There's going to be economic incentives to offering feeds of your content to subscribers.
"One simple model is to insert an ad into the stream itself," Flitter says. He says he's currently working with publishing clients to determine how to discover more financially significant ways for offering content to subscribers. That is the challenge that awaits RSS for the coming year, according to Flitter.
"What's the ROI of RSS, and how is it affecting my site traffic?" he says clients are asking now that RSS has become part of their model since being introduced several years ago. "That's where we're going next. We're sitting down and talking to publishers. We're looking into how to use this data to create a bigger impact."
Look at the data collected from your site visitors to help offer more recommendations.
By understanding your consumers, you'll be able to offer more of what they want to entice them to click through to your site. Flitter says publishers are constantly asking: "I have a lot of information about users. How can I use this data for recommendations to help drive users to content deeper into my site?" Dissecting the metadata collected from users is key in personalizing content so that you can provide your user with additional stories in your archives that will interest them, he says.

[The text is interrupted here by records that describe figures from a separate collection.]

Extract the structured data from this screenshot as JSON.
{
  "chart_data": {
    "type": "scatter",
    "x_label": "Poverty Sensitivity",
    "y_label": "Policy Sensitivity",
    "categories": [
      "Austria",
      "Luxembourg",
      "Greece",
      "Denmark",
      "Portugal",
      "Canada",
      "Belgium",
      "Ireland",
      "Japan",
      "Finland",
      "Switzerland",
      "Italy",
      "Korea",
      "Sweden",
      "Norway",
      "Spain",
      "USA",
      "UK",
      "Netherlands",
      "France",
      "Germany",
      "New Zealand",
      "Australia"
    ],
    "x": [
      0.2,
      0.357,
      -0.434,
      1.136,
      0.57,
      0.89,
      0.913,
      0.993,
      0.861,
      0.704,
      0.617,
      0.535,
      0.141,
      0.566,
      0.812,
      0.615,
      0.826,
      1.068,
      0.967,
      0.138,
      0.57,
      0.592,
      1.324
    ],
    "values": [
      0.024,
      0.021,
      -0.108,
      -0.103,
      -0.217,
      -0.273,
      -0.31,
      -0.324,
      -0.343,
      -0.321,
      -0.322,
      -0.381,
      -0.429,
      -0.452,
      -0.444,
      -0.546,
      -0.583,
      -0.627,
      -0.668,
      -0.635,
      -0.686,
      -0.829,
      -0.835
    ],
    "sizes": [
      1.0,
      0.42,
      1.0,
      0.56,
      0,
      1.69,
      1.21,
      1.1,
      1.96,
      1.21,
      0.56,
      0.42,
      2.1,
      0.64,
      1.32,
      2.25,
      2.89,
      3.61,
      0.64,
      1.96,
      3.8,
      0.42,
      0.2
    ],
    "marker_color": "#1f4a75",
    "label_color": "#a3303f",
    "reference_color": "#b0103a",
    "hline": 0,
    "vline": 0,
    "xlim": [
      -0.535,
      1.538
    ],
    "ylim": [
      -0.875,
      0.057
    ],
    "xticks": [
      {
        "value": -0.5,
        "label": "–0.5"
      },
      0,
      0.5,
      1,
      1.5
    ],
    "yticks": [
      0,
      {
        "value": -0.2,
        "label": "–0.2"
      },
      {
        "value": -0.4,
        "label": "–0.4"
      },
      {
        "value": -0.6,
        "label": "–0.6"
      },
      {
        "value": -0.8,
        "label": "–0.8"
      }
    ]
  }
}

Your brand is still very powerful.
"The brand carries a lot of weight," Flitter says. "People are still making emotional connections with that brand." Flitter says consumers will seek those trusted names to help in the next phase of content consumption. Favored brands are looked at specifically for what they specialize in. Flitter says it's not odd for someone to have a personal page created from all different media where a subscriber can read New York Times news, Sports Illustrated sports and E! Online entertainment. "Consumers are taking bits and pieces from here and there," Flitter says. "Publishers need to be aware of that."